Savage Pageant
- Author: Jessica Q. Stark
- Genre: Poetry
- Publisher: Birds, LLC
- Publication date: March 17, 2020
- Pages: 116
- ISBN: 978-0-9826177-3-1

= Savage Pageant =

2020 debut poetry collection by Jessica Q. Stark

Savage Pageant is a 2020 debut poetry collection by Jessica Q. Stark, published by Birds, LLC.

== Synopsis ==
The book, a work of documentary poetics, traces the history of Jungleland, a defunct zoo in Thousand Oaks, California, that housed Hollywood's performing animals from the 1920s until its closure in 1969.

== Background ==
Stark told BOA Editions in 2023 that Savage Pageant was a "haunted text" that interrogated "the specificity of a place that is haunted by barely perceptible physical traces—of a zoo in California and in the soil and blood of our nation." She also shared her experiences researching at Duke University, stating that "the stuff of real research is not glamorous" and involves "piecemeal, incomplete histories, imperfect cataloguing, missing parts."

== Critical reception ==
Savage Pageant was named one of the best poetry books of 2020 by both The Boston Globe and Hyperallergic. It was also a finalist for the Poetry Society of America's Norma Farber First Book Award.

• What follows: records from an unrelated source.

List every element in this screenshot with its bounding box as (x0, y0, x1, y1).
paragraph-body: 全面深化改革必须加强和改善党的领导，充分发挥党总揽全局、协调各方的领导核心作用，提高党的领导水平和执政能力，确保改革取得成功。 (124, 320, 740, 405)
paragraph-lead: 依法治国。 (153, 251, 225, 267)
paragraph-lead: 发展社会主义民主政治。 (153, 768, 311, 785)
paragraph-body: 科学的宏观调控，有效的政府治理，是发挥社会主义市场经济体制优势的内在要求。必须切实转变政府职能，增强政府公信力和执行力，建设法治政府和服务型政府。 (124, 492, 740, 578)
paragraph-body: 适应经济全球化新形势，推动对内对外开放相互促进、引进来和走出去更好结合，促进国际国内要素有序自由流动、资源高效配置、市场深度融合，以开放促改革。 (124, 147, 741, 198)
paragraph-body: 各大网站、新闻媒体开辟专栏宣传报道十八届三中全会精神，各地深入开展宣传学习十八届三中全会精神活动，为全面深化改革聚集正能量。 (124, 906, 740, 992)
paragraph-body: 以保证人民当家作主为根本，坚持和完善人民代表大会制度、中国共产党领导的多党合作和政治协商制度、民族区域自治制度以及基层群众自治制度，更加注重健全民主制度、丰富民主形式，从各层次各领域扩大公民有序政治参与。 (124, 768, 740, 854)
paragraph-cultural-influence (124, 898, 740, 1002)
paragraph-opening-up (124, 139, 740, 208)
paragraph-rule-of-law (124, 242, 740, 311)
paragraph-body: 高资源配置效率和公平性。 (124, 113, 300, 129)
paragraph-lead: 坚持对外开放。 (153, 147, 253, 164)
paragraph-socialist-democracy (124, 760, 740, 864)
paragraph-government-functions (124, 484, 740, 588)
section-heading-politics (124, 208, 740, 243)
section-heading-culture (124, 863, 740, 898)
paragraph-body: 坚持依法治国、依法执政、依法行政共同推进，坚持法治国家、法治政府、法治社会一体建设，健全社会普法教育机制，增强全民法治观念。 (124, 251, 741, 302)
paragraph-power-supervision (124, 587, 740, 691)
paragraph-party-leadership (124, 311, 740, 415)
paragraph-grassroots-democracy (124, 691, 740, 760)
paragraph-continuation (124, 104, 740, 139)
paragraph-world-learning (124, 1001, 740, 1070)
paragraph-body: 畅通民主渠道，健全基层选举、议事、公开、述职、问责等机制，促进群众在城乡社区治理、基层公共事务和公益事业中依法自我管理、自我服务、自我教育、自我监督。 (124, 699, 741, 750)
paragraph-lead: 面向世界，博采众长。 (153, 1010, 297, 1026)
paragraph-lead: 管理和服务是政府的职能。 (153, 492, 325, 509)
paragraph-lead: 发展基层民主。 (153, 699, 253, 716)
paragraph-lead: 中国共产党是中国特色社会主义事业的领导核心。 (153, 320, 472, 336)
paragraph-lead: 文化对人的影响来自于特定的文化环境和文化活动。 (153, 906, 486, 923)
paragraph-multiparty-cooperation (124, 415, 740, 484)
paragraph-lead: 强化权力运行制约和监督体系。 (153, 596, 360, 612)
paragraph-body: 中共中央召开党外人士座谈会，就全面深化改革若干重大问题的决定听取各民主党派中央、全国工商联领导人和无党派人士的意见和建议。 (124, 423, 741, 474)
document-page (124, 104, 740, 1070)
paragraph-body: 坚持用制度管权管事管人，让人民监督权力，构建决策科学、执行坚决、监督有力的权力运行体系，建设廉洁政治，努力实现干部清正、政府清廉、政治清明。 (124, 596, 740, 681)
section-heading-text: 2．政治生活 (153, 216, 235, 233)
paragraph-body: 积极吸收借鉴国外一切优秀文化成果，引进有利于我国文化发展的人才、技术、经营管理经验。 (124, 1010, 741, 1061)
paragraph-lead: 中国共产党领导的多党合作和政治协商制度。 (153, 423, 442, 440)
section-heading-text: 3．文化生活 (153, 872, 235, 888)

The Los Angeles Review called the book "splendidly complex," stating that Stark "presents as her central thesis: yes, the culture of spectacle destroys an organic connection to our bodies in the world. However, she argues, we need the spectacle to survive."

INDY Week praised it as "a thoughtful and important addition" to the tradition of documentary poetics and in particular called the title poem "gripping."

Heavy Feather Review called it "a show-stopping debut" that "goes way beyond its potential as a collection of poetry," praising how it "rushes in with spectacle but leaves a fierce, burning hunger for what America remembers and what America forgets."

The Carolina Quarterly called it "a profound work of care that insists on our becoming involved in the face of historic and continued harm."